You told the story of your love;
I heard as one who did not hear;
Across the opening lips of hope
Crept the slow finger of a fear.
Against the kind deceit which hides
From love's beginning all love's end,
In thoughtful mood I boldly lift
The honest trouble of a friend.
You 've chosen thus: not thus, indeed,
I would have chosen fate for you,
And if you missed the possible
And for the sweet had lost the true;
If 'neath the perfect palm of love
You might have knelt,--in kneeling, blest,--
And if you chose instead to wear
A little rose upon your breast;
If, for the tidal wave of life
Mistook a little ripple blue,
While fathoms deep below your line
The sea's lost treasures sleep for you;
Why, then, what then?
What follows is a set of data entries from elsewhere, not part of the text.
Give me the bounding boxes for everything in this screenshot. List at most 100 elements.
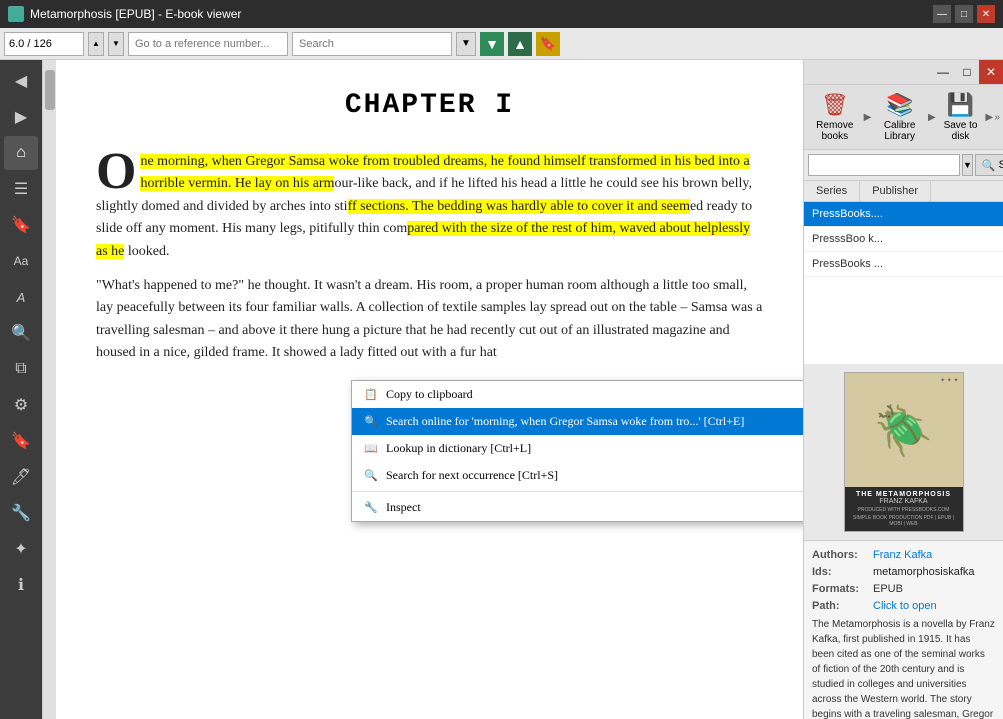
- result-item-1[interactable]: PressBooks....: [804, 202, 1003, 227]
- authors-label: Authors:: [812, 549, 867, 561]
- context-copy-item[interactable]: 📋 Copy to clipboard: [352, 381, 803, 408]
- tab-series-label: Series: [816, 185, 847, 197]
- sidebar-copy-icon[interactable]: ⧉: [4, 352, 38, 386]
- calibre-library-more[interactable]: ▶: [928, 112, 936, 123]
- tab-publisher-label: Publisher: [872, 185, 918, 197]
- result-item-2[interactable]: PresssBoo k...: [804, 227, 1003, 252]
- context-menu: 📋 Copy to clipboard 🔍 Search online for …: [351, 380, 803, 522]
- save-to-disk-more[interactable]: ▶: [985, 112, 993, 123]
- calibre-library-icon: 📚: [886, 92, 913, 118]
- save-to-disk-btn[interactable]: 💾 Save to disk: [936, 87, 986, 147]
- context-search-next-item[interactable]: 🔍 Search for next occurrence [Ctrl+S]: [352, 462, 803, 489]
- maximize-button[interactable]: □: [955, 5, 973, 23]
- drop-cap: O: [96, 151, 136, 193]
- book-page: Chapter I O ne morning, when Gregor Sams…: [56, 60, 803, 719]
- app-icon: [8, 6, 24, 22]
- calibre-close-btn[interactable]: ✕: [979, 60, 1003, 84]
- main-container: ◀ ▶ ⌂ ☰ 🔖 Aa A 🔍 ⧉ ⚙ 🔖 🖊 🔧 ✦ ℹ Chapter I…: [0, 60, 1003, 719]
- search-prev-btn[interactable]: ▼: [480, 32, 504, 56]
- calibre-header: — □ ✕: [804, 60, 1003, 85]
- search-btn-label: Search: [999, 159, 1003, 171]
- search-next-btn[interactable]: ▲: [508, 32, 532, 56]
- context-lookup-label: Lookup in dictionary [Ctrl+L]: [386, 441, 531, 456]
- results-list: PressBooks.... PresssBoo k... PressBooks…: [804, 202, 1003, 364]
- sidebar-plugins-icon[interactable]: ✦: [4, 532, 38, 566]
- calibre-toolbar: 🗑 Remove books ▶ 📚 Calibre Library ▶ 💾 S…: [804, 85, 1003, 150]
- cover-author: FRANZ KAFKA: [849, 498, 959, 505]
- context-inspect-label: Inspect: [386, 500, 421, 515]
- search-next-menu-icon: 🔍: [364, 469, 378, 483]
- search-online-menu-icon: 🔍: [364, 415, 378, 429]
- sidebar-bookmarks-icon[interactable]: 🔖: [4, 208, 38, 242]
- page-input[interactable]: [4, 32, 84, 56]
- remove-books-icon: 🗑: [821, 92, 849, 118]
- sidebar-toc-icon[interactable]: ☰: [4, 172, 38, 206]
- toolbar-search-input[interactable]: [292, 32, 452, 56]
- path-link[interactable]: Click to open: [873, 600, 937, 612]
- calibre-library-btn[interactable]: 📚 Calibre Library: [871, 87, 927, 147]
- cover-image-area: 🪲 ✦ ✦ ✦: [845, 373, 963, 487]
- bookmark-btn[interactable]: 🔖: [536, 32, 560, 56]
- sidebar-search-icon[interactable]: 🔍: [4, 316, 38, 350]
- close-button[interactable]: ✕: [977, 5, 995, 23]
- remove-books-btn[interactable]: 🗑 Remove books: [806, 87, 864, 147]
- sidebar-info-icon[interactable]: ℹ: [4, 568, 38, 602]
- sidebar-back-icon[interactable]: ◀: [4, 64, 38, 98]
- book-cover[interactable]: 🪲 ✦ ✦ ✦ THE METAMORPHOSIS FRANZ KAFKA PR…: [844, 372, 964, 532]
- ids-row: Ids: metamorphosiskafka: [812, 566, 995, 578]
- toolbar-overflow[interactable]: »: [993, 112, 1001, 123]
- cover-bottom: THE METAMORPHOSIS FRANZ KAFKA PRODUCED W…: [845, 487, 963, 531]
- right-search-bar: ▼ 🔍 Search 🔖 Saved search: [804, 150, 1003, 181]
- result-item-3[interactable]: PressBooks ...: [804, 252, 1003, 277]
- sidebar-highlight-icon[interactable]: 🖊: [4, 460, 38, 494]
- chapter-heading: Chapter I: [96, 90, 763, 121]
- path-row: Path: Click to open: [812, 600, 995, 612]
- tab-publisher[interactable]: Publisher: [860, 181, 931, 201]
- save-to-disk-label: Save to disk: [943, 120, 979, 142]
- sidebar-tools-icon[interactable]: 🔧: [4, 496, 38, 530]
- path-value: Click to open: [873, 600, 995, 612]
- sidebar-prefs-icon[interactable]: ⚙: [4, 388, 38, 422]
- context-search-online-label: Search online for 'morning, when Gregor …: [386, 414, 744, 429]
- inspect-menu-icon: 🔧: [364, 501, 378, 515]
- cover-beetle-icon: 🪲: [874, 402, 934, 459]
- result-text-1: PressBooks....: [812, 208, 883, 220]
- page-down-btn[interactable]: ▼: [108, 32, 124, 56]
- remove-books-more[interactable]: ▶: [864, 112, 872, 123]
- minimize-button[interactable]: —: [933, 5, 951, 23]
- sidebar-home-icon[interactable]: ⌂: [4, 136, 38, 170]
- highlighted-text-2: ff sections. The bedding was hardly able…: [348, 199, 690, 214]
- formats-value: EPUB: [873, 583, 995, 595]
- sidebar-textsize-icon[interactable]: Aa: [4, 244, 38, 278]
- right-panel: — □ ✕ 🗑 Remove books ▶ 📚 Calibre Library…: [803, 60, 1003, 719]
- calibre-minimize-btn[interactable]: —: [931, 60, 955, 84]
- sidebar-addbookmark-icon[interactable]: 🔖: [4, 424, 38, 458]
- tab-series[interactable]: Series: [804, 181, 860, 201]
- scroll-thumb[interactable]: [45, 70, 55, 110]
- ref-input[interactable]: [128, 32, 288, 56]
- authors-link[interactable]: Franz Kafka: [873, 549, 932, 561]
- window-title: Metamorphosis [EPUB] - E-book viewer: [30, 7, 241, 21]
- right-search-btn[interactable]: 🔍 Search: [975, 154, 1003, 176]
- highlighted-text-1: ne morning, when Gregor Samsa woke from …: [140, 154, 749, 191]
- tabs-row: Series Publisher: [804, 181, 1003, 202]
- book-text: O ne morning, when Gregor Samsa woke fro…: [96, 151, 763, 365]
- main-toolbar: ▲ ▼ ▼ ▼ ▲ 🔖: [0, 28, 1003, 60]
- context-copy-label: Copy to clipboard: [386, 387, 473, 402]
- right-search-input[interactable]: [808, 154, 960, 176]
- context-search-online-item[interactable]: 🔍 Search online for 'morning, when Grego…: [352, 408, 803, 435]
- page-up-btn[interactable]: ▲: [88, 32, 104, 56]
- ids-label: Ids:: [812, 566, 867, 578]
- context-inspect-item[interactable]: 🔧 Inspect: [352, 494, 803, 521]
- sidebar-forward-icon[interactable]: ▶: [4, 100, 38, 134]
- search-dropdown-btn[interactable]: ▼: [456, 32, 476, 56]
- scroll-track[interactable]: [42, 60, 56, 719]
- result-text-2: PresssBoo k...: [812, 233, 883, 245]
- authors-row: Authors: Franz Kafka: [812, 549, 995, 561]
- left-sidebar: ◀ ▶ ⌂ ☰ 🔖 Aa A 🔍 ⧉ ⚙ 🔖 🖊 🔧 ✦ ℹ: [0, 60, 42, 719]
- sidebar-font-icon[interactable]: A: [4, 280, 38, 314]
- calibre-maximize-btn[interactable]: □: [955, 60, 979, 84]
- formats-row: Formats: EPUB: [812, 583, 995, 595]
- context-lookup-item[interactable]: 📖 Lookup in dictionary [Ctrl+L]: [352, 435, 803, 462]
- right-search-dropdown[interactable]: ▼: [962, 154, 973, 176]
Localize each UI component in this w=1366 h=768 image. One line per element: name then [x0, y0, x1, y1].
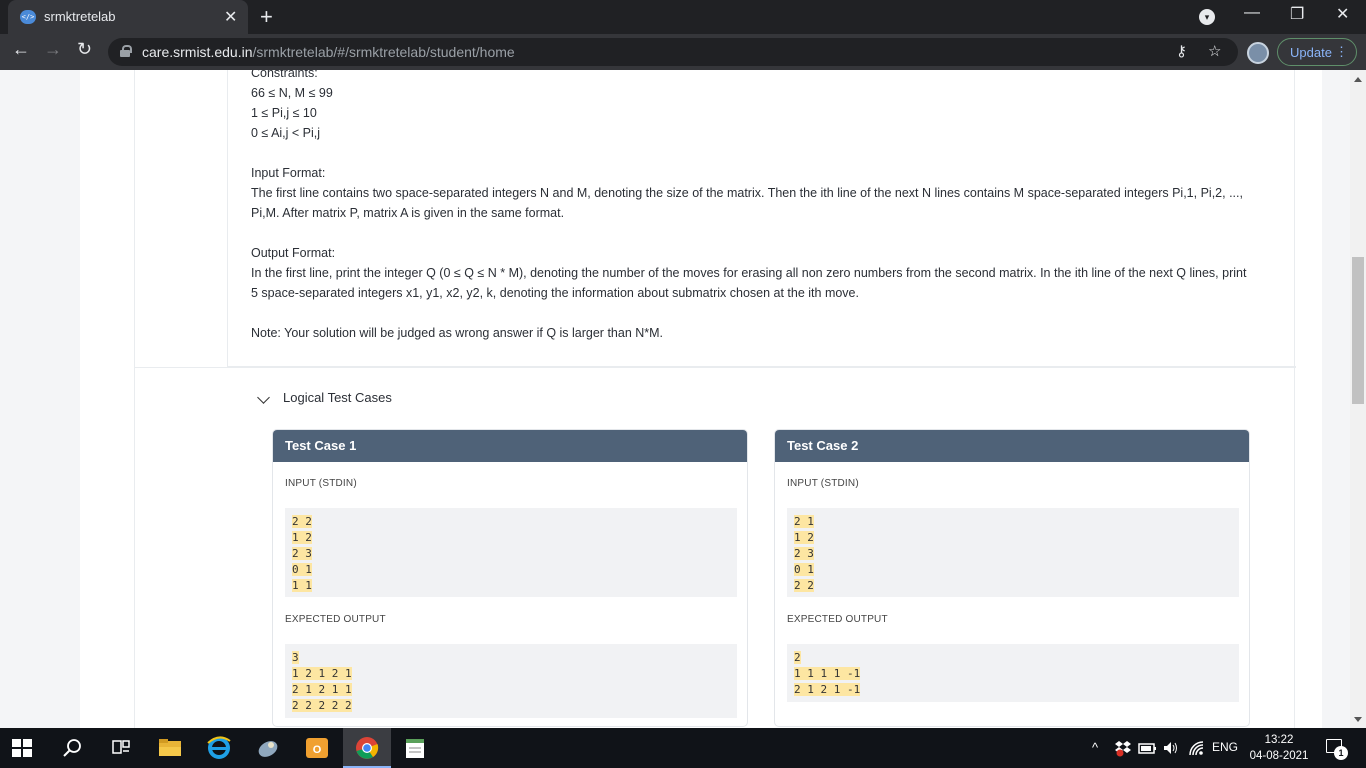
window-close-button[interactable]: ✕	[1336, 4, 1349, 24]
profile-avatar[interactable]	[1247, 42, 1269, 64]
key-icon[interactable]: ⚷	[1176, 42, 1187, 60]
code-line: 0 1	[794, 563, 814, 576]
input-code-block[interactable]: 2 1 1 2 2 3 0 1 2 2	[787, 508, 1239, 597]
expected-output-label: EXPECTED OUTPUT	[285, 614, 386, 625]
code-line: 2 3	[292, 547, 312, 560]
expected-output-label: EXPECTED OUTPUT	[787, 614, 888, 625]
constraint-line: 1 ≤ Pi,j ≤ 10	[251, 106, 317, 120]
forward-button[interactable]: →	[44, 39, 62, 60]
code-line: 2 3	[794, 547, 814, 560]
new-tab-button[interactable]: +	[260, 4, 273, 30]
code-line: 2 2	[794, 579, 814, 592]
system-clock[interactable]: 13:22 04-08-2021	[1248, 732, 1310, 764]
notification-count-badge: 1	[1334, 746, 1348, 760]
lock-icon[interactable]	[120, 45, 132, 57]
browser-toolbar: ← → ↻ care.srmist.edu.in/srmktretelab/#/…	[0, 34, 1366, 70]
scroll-down-arrow-icon[interactable]	[1354, 717, 1362, 722]
input-label: INPUT (STDIN)	[285, 478, 357, 489]
app-icon[interactable]	[255, 735, 281, 761]
minimize-button[interactable]: —	[1244, 4, 1260, 22]
code-line: 1 1	[292, 579, 312, 592]
windows-taskbar: O ^ ENG 13:22 04-08-2021 1	[0, 728, 1366, 768]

You 've only missed
A wealth your calm eyes never saw.
Be fate and nature kind to you,
Yourself unto yourself your law!
No Moses ever part for you
The wonders of the deep's rich gloom!
Nor ever lead, the dry sands o'er,
Into the long-lost palm-land's bloom!
Ah! never, never may you know,
For little waves trip merrily;
And never, never may you know,
For sweet the little roses be.
And should my doubts and dreams be both
Blindfold, as dreams and doubts may be;
Should love's unwisdom truer prove
To you than my wise fears to me;
Since God's own purpose over ours
Is folded softly like a wing,
And love's best knowledge to love's self
Must own, I know not anything!
Why then--ah! then. Go you his ways,
Not mine. His is the summer sea,
On which the little waves shall trip;
And his the little roses be.
But if into one lot there came
(As into one I haply knew)
The flower's scent, the forest's strength,
The depth's reserve, the ripple's hue;
If it fell out to Heaven's mind
To give one both the sweet and true,--
Though Heaven asked it back again,--
That lost lot I 'd not change with you.